Lady Bird Strickland was an American painter of African, Cherokee and Irish heritage, whose work primarily depicts the African-American experience, focusing on aspects of life from slavery and the civil rights movement to entertainment and culture to President Barack Obama’s inauguration. She is the mother of the fashion model Pat Cleveland.
Early life and work
Strickland was born into poverty in Cornelia, Georgia, to a black mother and an Irish-Scottish and Cherokee father. Her mother ran a restaurant from their home called Sally’s Tea Room, which became a popular spot in the area. However, her family was still poor. She started to draw at an early age, using striped paper from tablets because she did not have access to art paper. As an African American girl in a deeply segregated part of Georgia, she was not encouraged to express herself. She was reprimanded by her teachers when she was caught drawing in school, swatting her with a hickory stick.
In 1940, at age 13, Lady Bird moved alone to Harlem in New York to help her sister take care of her five children. Becoming the sole breadwinner for her sister’s family, she began work in a zipper factory. She started attending Wadleigh High School for Girls in Harlem, where her artistic talents were recognized and encouraged by her teachers. Her oil painting of a bent-over laundress entitled “The tired woman” was entered into the R. H. Macy’s Scholastic Achievements contest by one of her teachers and subsequently won Strickland a scholarship to Pratt Institute, where she was the only female in her soldering class.
During World War II, Strickland dropped out of school to find work. Producing paintings to sell, she was noticed by various art critics.
Her paintings of the 1940s would reflect scenes of the Harlem nightlife featuring figures such as Josephine Baker, Duke Ellington, Marian Anderson, Eartha Kitt, Miles Davis and Billy Eckstein. She has been photographed by Carl van Vechten, and has done catalogs for Elsa Peretti the jewelry designer for Tiffany’s.
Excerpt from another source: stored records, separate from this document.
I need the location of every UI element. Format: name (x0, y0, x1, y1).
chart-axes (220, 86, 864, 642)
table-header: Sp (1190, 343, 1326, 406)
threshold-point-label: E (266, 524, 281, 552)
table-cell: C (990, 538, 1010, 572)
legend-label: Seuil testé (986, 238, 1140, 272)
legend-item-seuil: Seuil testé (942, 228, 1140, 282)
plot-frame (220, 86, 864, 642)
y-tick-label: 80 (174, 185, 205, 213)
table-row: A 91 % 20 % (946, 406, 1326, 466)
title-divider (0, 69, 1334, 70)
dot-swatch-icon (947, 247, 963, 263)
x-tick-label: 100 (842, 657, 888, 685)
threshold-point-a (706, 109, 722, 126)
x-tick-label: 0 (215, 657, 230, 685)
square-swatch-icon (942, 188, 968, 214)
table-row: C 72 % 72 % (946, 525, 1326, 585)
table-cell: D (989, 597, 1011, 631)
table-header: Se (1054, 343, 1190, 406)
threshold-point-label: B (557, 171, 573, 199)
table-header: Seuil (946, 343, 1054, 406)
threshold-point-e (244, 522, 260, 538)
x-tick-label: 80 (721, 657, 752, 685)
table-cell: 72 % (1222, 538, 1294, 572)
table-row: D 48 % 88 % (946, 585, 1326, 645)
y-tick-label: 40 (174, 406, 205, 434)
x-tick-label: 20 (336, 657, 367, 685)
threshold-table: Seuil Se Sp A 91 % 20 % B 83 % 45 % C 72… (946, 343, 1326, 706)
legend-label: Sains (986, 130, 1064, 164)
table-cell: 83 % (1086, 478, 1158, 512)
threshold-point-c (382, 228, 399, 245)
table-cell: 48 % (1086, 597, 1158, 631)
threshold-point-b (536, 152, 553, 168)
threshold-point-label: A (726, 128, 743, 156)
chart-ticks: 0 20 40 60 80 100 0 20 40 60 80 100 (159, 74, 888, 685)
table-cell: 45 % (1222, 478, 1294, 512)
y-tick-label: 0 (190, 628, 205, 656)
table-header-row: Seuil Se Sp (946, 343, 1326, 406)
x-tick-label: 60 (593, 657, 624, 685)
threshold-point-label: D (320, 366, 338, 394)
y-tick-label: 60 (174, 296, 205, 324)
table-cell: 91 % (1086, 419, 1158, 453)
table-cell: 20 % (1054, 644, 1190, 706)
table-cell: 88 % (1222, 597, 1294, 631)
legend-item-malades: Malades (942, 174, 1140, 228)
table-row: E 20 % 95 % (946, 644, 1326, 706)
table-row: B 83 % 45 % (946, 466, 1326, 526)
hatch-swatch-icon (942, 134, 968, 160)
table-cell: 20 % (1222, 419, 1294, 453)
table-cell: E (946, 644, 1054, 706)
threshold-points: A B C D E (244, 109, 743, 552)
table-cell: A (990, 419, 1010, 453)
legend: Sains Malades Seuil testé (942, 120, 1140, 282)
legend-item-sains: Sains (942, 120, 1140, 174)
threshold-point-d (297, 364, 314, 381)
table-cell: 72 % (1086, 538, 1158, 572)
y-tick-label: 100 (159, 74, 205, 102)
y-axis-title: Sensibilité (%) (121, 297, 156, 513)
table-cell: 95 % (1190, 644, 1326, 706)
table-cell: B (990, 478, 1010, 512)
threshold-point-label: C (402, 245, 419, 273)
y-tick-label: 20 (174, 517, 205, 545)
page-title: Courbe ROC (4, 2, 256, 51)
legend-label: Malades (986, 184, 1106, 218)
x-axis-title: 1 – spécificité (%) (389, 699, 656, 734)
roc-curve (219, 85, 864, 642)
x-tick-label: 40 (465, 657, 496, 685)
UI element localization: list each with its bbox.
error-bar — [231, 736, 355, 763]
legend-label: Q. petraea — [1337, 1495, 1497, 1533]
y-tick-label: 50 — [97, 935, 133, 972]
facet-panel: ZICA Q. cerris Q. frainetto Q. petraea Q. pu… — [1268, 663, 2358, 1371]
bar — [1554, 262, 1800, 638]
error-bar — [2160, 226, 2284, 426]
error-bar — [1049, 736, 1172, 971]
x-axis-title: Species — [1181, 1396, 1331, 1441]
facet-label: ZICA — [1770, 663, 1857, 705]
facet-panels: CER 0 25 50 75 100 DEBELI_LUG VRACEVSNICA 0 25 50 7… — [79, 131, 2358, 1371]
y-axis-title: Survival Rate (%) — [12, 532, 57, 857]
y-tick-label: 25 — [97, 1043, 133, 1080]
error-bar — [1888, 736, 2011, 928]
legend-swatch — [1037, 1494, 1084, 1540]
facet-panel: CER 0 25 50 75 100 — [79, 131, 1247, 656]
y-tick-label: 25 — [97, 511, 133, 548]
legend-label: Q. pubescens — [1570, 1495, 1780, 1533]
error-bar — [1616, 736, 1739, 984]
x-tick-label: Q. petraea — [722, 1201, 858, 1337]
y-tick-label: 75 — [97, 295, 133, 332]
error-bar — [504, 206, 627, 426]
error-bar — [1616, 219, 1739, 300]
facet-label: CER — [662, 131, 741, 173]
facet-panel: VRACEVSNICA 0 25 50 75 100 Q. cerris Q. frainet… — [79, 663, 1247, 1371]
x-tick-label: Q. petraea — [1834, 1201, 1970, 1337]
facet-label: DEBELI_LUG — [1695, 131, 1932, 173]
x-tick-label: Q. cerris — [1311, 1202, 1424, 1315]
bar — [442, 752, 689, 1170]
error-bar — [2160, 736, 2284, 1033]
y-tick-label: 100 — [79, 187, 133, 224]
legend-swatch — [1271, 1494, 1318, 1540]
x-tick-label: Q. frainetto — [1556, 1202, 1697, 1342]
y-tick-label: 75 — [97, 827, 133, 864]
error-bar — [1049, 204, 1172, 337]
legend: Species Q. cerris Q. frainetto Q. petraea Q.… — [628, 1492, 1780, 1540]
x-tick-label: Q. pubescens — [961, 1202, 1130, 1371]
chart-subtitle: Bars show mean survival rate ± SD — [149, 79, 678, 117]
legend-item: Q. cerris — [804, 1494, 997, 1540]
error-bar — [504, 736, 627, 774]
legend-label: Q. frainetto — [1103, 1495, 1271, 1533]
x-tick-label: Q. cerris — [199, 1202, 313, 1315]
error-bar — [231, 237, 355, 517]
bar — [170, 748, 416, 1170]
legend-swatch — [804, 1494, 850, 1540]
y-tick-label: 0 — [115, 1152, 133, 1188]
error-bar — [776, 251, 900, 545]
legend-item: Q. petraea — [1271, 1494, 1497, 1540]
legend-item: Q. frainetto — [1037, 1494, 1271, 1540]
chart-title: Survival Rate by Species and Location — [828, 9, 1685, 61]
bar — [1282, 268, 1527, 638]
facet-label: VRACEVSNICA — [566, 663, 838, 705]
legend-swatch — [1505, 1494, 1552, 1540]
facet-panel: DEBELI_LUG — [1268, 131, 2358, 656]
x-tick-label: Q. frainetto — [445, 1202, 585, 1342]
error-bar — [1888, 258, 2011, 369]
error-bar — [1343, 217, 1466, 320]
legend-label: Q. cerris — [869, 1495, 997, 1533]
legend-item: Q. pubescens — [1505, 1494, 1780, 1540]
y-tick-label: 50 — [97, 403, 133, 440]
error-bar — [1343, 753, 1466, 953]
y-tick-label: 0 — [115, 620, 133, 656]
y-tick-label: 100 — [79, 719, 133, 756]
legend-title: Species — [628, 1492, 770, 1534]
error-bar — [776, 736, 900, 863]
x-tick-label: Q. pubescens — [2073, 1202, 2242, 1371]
Later in life, she continued to paint works that reflected social consciousness. Settling in Willingboro, New Jersey, she continued her mission “to paint black history from the heart,” and created a number of works featuring significant figures in African American history including Sojourner Truth, Frederick Douglass, W.E.B. DuBois, Jesse Owens, Medgar Evers, and Shirley Chisholm. Her later works also include paintings of former President Barack Obama’s election victory.